Intervention de Dominique Kimmerlin

Réunion du mercredi 16 juin 2021 à 18h30
Commission d'enquête sur les migrations, les déplacements de populations et les conditions de vie et d'accès au droit des migrants, réfugiés et apatrides en regard des engagements nationaux, européens et internationaux de la france

Dominique Kimmerlin, présidente de la Cour nationale du droit d'asile :

Depuis cinq ans, le service public de la justice et de l'asile en outre-mer repose principalement sur le système des visio-audiences.

Auparavant, la CNDA organisait des missions foraines. Elles ne pouvaient se dérouler que tous les six mois environ. Elles perturbaient sur place la marche des autres juridictions dont la CNDA utilisait les locaux, ainsi que la défense qui devait se consacrer au contentieux de l'asile pendant toute leur durée. Les demandeurs attendaient en définitive beaucoup plus longtemps qu'à présent le jugement de leurs affaires.

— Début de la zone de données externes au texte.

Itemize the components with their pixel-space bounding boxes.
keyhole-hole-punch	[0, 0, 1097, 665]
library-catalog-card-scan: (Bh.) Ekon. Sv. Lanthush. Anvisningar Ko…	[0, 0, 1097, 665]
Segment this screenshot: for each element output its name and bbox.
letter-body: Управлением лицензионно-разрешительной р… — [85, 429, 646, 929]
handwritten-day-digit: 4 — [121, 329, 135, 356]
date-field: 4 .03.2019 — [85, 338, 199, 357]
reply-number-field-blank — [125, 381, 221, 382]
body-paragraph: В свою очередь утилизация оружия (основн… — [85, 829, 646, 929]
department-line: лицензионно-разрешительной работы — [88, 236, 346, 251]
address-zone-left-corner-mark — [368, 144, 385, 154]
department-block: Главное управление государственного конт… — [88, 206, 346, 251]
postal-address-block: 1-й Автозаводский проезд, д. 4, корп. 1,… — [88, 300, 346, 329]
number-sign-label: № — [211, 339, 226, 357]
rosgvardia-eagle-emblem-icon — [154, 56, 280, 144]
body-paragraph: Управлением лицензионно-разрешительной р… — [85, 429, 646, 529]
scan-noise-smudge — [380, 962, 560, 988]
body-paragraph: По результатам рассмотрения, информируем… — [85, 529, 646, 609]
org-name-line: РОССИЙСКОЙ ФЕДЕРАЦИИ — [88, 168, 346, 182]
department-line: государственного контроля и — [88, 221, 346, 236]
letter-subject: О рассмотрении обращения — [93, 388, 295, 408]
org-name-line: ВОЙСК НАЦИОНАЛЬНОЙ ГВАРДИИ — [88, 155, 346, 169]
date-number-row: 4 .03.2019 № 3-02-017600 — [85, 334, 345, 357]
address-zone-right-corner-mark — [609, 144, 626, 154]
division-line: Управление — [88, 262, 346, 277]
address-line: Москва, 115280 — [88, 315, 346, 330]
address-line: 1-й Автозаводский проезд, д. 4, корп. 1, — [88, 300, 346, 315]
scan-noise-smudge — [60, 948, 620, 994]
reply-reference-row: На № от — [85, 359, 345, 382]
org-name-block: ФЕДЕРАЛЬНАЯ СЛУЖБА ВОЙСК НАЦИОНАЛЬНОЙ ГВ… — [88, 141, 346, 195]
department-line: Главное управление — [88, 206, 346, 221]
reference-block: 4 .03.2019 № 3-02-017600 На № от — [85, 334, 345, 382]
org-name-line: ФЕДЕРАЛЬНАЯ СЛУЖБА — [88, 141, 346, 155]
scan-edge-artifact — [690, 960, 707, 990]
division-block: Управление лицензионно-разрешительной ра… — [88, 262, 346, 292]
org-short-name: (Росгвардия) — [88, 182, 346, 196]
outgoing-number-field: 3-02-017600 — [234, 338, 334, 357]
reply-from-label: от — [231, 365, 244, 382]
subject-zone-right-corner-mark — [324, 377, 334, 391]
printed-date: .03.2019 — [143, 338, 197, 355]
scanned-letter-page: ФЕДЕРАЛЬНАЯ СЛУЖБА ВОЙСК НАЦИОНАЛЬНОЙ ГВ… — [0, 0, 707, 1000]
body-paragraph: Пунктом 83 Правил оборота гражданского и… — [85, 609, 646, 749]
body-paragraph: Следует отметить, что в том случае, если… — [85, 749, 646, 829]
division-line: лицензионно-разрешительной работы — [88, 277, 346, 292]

De ce point de vue, la visio-audience a significativement renforcé la qualité du service rendu. Elle permet de juger au quotidien, et dans des délais convenables, des demandeurs d'asile qui se trouvent à Mayotte, en Guyane, ou dans d'autres territoires et collectivités d'outre-mer. Désormais d'un usage courant, elle ne pose pas de problème d'organisation. Ce constat explique certainement pourquoi, en 2018, le législateur a imaginé en étendre l'utilisation à la métropole.

Votre remarque sur l'absence fréquente des requérants lors des jugements me surprend. Dans plus de 70 % des cas, les affaires se jugent en audience, c'est-à-dire en présence du demandeur, de son conseil et de l'interprète que la Cour met à sa disposition.

Quant à la faculté de juger par ordonnance, sans audience, elle n'empêche pas une même qualité de l'instruction. Bien au contraire, ce sont des rapporteurs spécialisés et expérimentés qui se chargent alors de l'instruction des dossiers. De plus, la loi de 2011 réserve le jugement par ordonnance à la seule hypothèse dans laquelle le recours ne comporte aucun élément de fait ou de droit sérieux de nature à remettre en cause la décision du directeur général de l'OFPRA. Cette hypothèse renvoie à la situation où un demandeur ne formule pas de contestation intelligible et suffisamment argumentée devant la Cour. Par ailleurs, seuls les présidents permanents de la Cour, au nombre de vingt-sept, sont habilités à juger par ordonnance. Enfin, à tout moment, un dossier initialement orienté en vue de son traitement par ordonnance peut faire l'objet d'un renvoi à l'audience.

Ce système actuel me paraît assurer un juste équilibre entre les enjeux de capacité de jugement et ceux de la préservation des droits des demandeurs d'asile.